Pengaruh Dunia Sampaumur Pada Permainan Anak-Anak
Permainan bawah umur zaman dulu kadang mempunyai tenaga penyerap yang berpengaruh terhadap banyak sekali insiden yang terjadi di luar dunia kanak-kanak itu sendiri, yaitu peristiwa-peristiwa yang terjadi di dunia orang dewasa. Di tempat berbahasa Jawa misalnya, ada permainan yang mengungkapkan susah payah seorang janda bau tanah yang mempunyai banyak anak dan ingin menitipkan anak-anaknya tersebut sebagai abdi pada orang lain yang mempunyai kekayaan dan kekuasaan. Tetapi orang kaya itu sangat pelit, sehingga menderitalah bawah umur tersebut alasannya yaitu diperlakukan dengan sewenang-wenang.

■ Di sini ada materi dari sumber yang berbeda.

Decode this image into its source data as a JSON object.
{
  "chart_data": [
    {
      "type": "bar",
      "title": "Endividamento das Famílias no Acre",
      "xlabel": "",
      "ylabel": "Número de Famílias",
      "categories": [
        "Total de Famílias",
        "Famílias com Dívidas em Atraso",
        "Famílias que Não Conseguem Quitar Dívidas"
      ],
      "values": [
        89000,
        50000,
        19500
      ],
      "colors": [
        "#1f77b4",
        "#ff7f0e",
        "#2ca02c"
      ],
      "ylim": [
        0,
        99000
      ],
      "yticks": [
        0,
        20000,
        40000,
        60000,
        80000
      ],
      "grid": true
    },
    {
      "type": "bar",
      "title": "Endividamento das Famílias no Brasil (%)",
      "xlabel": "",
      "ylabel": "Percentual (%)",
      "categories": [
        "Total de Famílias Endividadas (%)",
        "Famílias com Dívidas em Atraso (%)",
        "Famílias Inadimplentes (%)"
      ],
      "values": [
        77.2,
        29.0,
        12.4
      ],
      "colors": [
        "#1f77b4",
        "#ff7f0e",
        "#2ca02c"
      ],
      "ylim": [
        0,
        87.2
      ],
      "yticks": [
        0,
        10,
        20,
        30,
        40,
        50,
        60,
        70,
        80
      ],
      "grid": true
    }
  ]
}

Bentuk permainan ini sendiri dimainkan dengan cara dinyanyikan dan tarian sederhana sehingga ibarat sendranyanyi kecil. Seorang anak wanita yang dianggap tertua berperan sebagai si janda. Ia berada di tengah dan dengan asisten dan kiri menggandeng bawah umur lain yang saling bergandeng pula membentuk deret panjang: itulah bawah umur si janda. Di seberang formasi tersebut, agak jauh, duduk seorang anak yang berperan sebagai orang yang mempunyai kekayaan dan kekuasaan. Sambil bergerak maju mundur berulang kali, formasi bawah umur itu menyanyikan sebuah syair, yang dalam bahasa Indonesia dapat diterjemahkan sebagai berikut:
Soyang, soyang
Lukislah hati pelangi
Hai upik dari Semarang
Ya, ya, bu.. Ya, ya, pak..
Putraku adipati
Salamku padamu, saya tiba ke sini.
Selesai syair itu dinyanyikan, formasi bawah umur yang melangkah maju dan mundur itu pun berhenti dan lalu berjongkok di muka anak yang berperan sebagai orang tempat mengabdikan diri tadi. Si janda berhadapan muka dengan orang itu, sehabis terlebih dahulu menirukan suara ketukan pintu:
- Tok, tok, tok…
Ketukan pintu itu disambut dengan sapaan :
+ Siapa itu?
Dan dijawab oleh si janda dengan:
- Saya
Kemudian diantara keduanya pun terjadi obrolan berturut-turut sebagai berikut:
+ Ya, siapa?
- Saya, mak janda dari Dadapan
+ Mau apa?
- Saya mau menitipkan anak saya sebagai abdi di sini
+ Anak yang mana?
- Yang ini.
+ Baik kuterima, asal ia mau kuberi nasi sekepal, sambal secalit, kuah setetes, dan minumnya pun seteguk. Tidurnya mesti di luar rumah berbantalkan kentongan.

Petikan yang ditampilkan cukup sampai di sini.